Quality was the premise of George N. Pierce when he founded a factory for consumer goods together with his companions Heinz and Munschauer in 1865. They produced an abundance of things but were particularly renowned for its gilded bird cages. After buying out his partners, Pierce started to manufacture bicycles too. Like many others at the end of the 19th century, George Pierce could not resist the idea of a horseless carriage. After a failed experiment with a steam car, his first car, the Motorette was presented in 1901: with a single cylinder which produced three hp. Soon the company was known for its highly reliable, luxurious and expensive cars. Even the White House ordered them. After 1908, the company continued as Pierce-Arrow, named after one of the successful models: the Great Arrow. When George Pierce died in 1910 his heirs sold their shares.
In the 1920s the success story seemed to dwindle and the Pierce-Arrow automobiles were (figuratively) overtaken left and right by their more modern competitors. In 1928 the company was taken over by Studebaker. This merger and the introduction of the new eight-cylinder engine initially seemed to save the car brand. Car sales were on the up again and ambitious cars were built. In 1933 financial problems bankrupted the company and it was barely saved from ruin by a group of local businessmen.

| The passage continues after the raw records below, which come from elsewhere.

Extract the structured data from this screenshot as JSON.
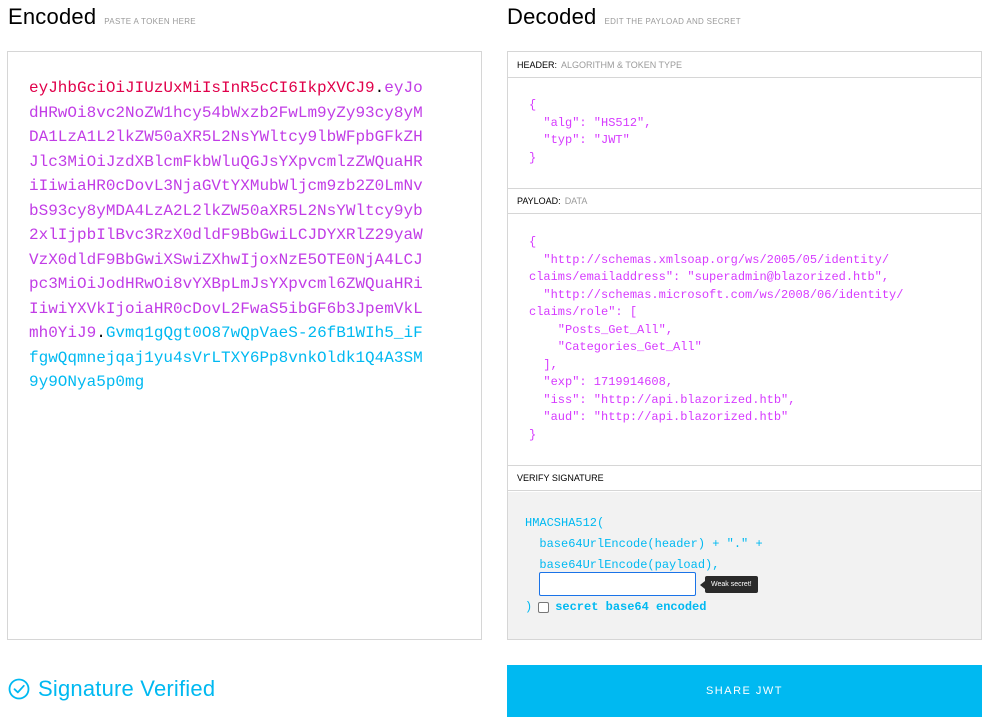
{
  "encoded": {
    "title": "Encoded",
    "subtitle": "PASTE A TOKEN HERE",
    "token": {
      "header": "eyJhbGciOiJIUzUxMiIsInR5cCI6IkpXVCJ9",
      "payload": "eyJodHRwOi8vc2NoZW1hcy54bWxzb2FwLm9yZy93cy8yMDA1LzA1L2lkZW50aXR5L2NsYWltcy9lbWFpbGFkZHJlc3MiOiJzdXBlcmFkbWluQGJsYXpvcmlzZWQuaHRiIiwiaHR0cDovL3NjaGVtYXMubWljcm9zb2Z0LmNvbS93cy8yMDA4LzA2L2lkZW50aXR5L2NsYWltcy9yb2xlIjpbIlBvc3RzX0dldF9BbGwiLCJDYXRlZ29yaWVzX0dldF9BbGwiXSwiZXhwIjoxNzE5OTE0NjA4LCJpc3MiOiJodHRwOi8vYXBpLmJsYXpvcml6ZWQuaHRiIiwiYXVkIjoiaHR0cDovL2FwaS5ibGF6b3JpemVkLmh0YiJ9",
      "signature": "Gvmq1gQgt0O87wQpVaeS-26fB1WIh5_iFfgwQqmnejqaj1yu4sVrLTXY6Pp8vnkOldk1Q4A3SM9y9ONya5p0mg",
      "dot": "."
    }
  },
  "decoded": {
    "title": "Decoded",
    "subtitle": "EDIT THE PAYLOAD AND SECRET",
    "header_section": {
      "label": "HEADER:",
      "sub": "ALGORITHM & TOKEN TYPE"
    },
    "header_json": "{\n  \"alg\": \"HS512\",\n  \"typ\": \"JWT\"\n}",
    "payload_section": {
      "label": "PAYLOAD:",
      "sub": "DATA"
    },
    "payload_json": "{\n  \"http://schemas.xmlsoap.org/ws/2005/05/identity/\nclaims/emailaddress\": \"superadmin@blazorized.htb\",\n  \"http://schemas.microsoft.com/ws/2008/06/identity/\nclaims/role\": [\n    \"Posts_Get_All\",\n    \"Categories_Get_All\"\n  ],\n  \"exp\": 1719914608,\n  \"iss\": \"http://api.blazorized.htb\",\n  \"aud\": \"http://api.blazorized.htb\"\n}",
    "verify_section": {
      "label": "VERIFY SIGNATURE"
    },
    "verify_code": "HMACSHA512(\n  base64UrlEncode(header) + \".\" +\n  base64UrlEncode(payload),",
    "secret_value": "",
    "weak_secret": "Weak secret!",
    "close_paren": ")",
    "base64_label": "secret base64 encoded"
  },
  "status": {
    "text": "Signature Verified"
  },
  "share": {
    "label": "SHARE JWT"
  },
  "colors": {
    "header": "#e0004a",
    "payload": "#c13ce6",
    "signature": "#00b9f1",
    "accent": "#00b9f1"
  }
}
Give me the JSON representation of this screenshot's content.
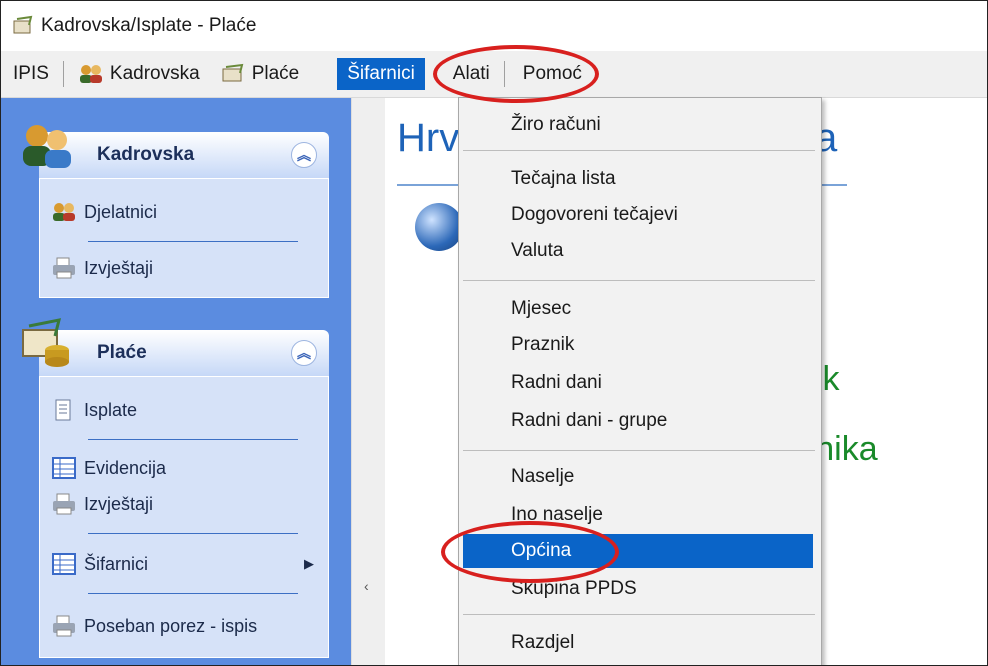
{
  "window": {
    "title": "Kadrovska/Isplate - Plaće"
  },
  "menubar": {
    "items": [
      {
        "label": "IPIS"
      },
      {
        "label": "Kadrovska"
      },
      {
        "label": "Plaće"
      },
      {
        "label": "Šifarnici"
      },
      {
        "label": "Alati"
      },
      {
        "label": "Pomoć"
      }
    ]
  },
  "sidebar": {
    "kadrovska": {
      "title": "Kadrovska",
      "items": [
        {
          "label": "Djelatnici"
        },
        {
          "label": "Izvještaji"
        }
      ]
    },
    "place": {
      "title": "Plaće",
      "items": [
        {
          "label": "Isplate"
        },
        {
          "label": "Evidencija"
        },
        {
          "label": "Izvještaji"
        },
        {
          "label": "Šifarnici"
        },
        {
          "label": "Poseban porez - ispis"
        }
      ]
    }
  },
  "main": {
    "title_start": "Hrv",
    "title_end": "a",
    "text_line1": "ik",
    "text_line2": "renika"
  },
  "dropdown": {
    "items": [
      {
        "label": "Žiro računi"
      },
      {
        "label": "Tečajna lista"
      },
      {
        "label": "Dogovoreni tečajevi"
      },
      {
        "label": "Valuta"
      },
      {
        "label": "Mjesec"
      },
      {
        "label": "Praznik"
      },
      {
        "label": "Radni dani"
      },
      {
        "label": "Radni dani - grupe"
      },
      {
        "label": "Naselje"
      },
      {
        "label": "Ino naselje"
      },
      {
        "label": "Općina"
      },
      {
        "label": "Skupina PPDS"
      },
      {
        "label": "Razdjel"
      }
    ],
    "highlighted": "Općina"
  },
  "colors": {
    "highlight": "#0a64c8",
    "annotation": "#d8201e",
    "sidebar": "#5b8ce0"
  }
}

That same year, the eight-cylinder Pierce-Arrow 836-series was launched, available on two sizes of wheelbases, a whole range of various bodies could be ordered. The largest models seated up to seven passengers. The engine produced 135 kW and it was the first car with quieter hydraulic valve tappets.
After 1933 Pierce-Arrow continued to develop the eight and twelve cylinders engines, but the magic seemed to have disappeared. In the last year of its existence, 1938, the factory produced only a handful of cars.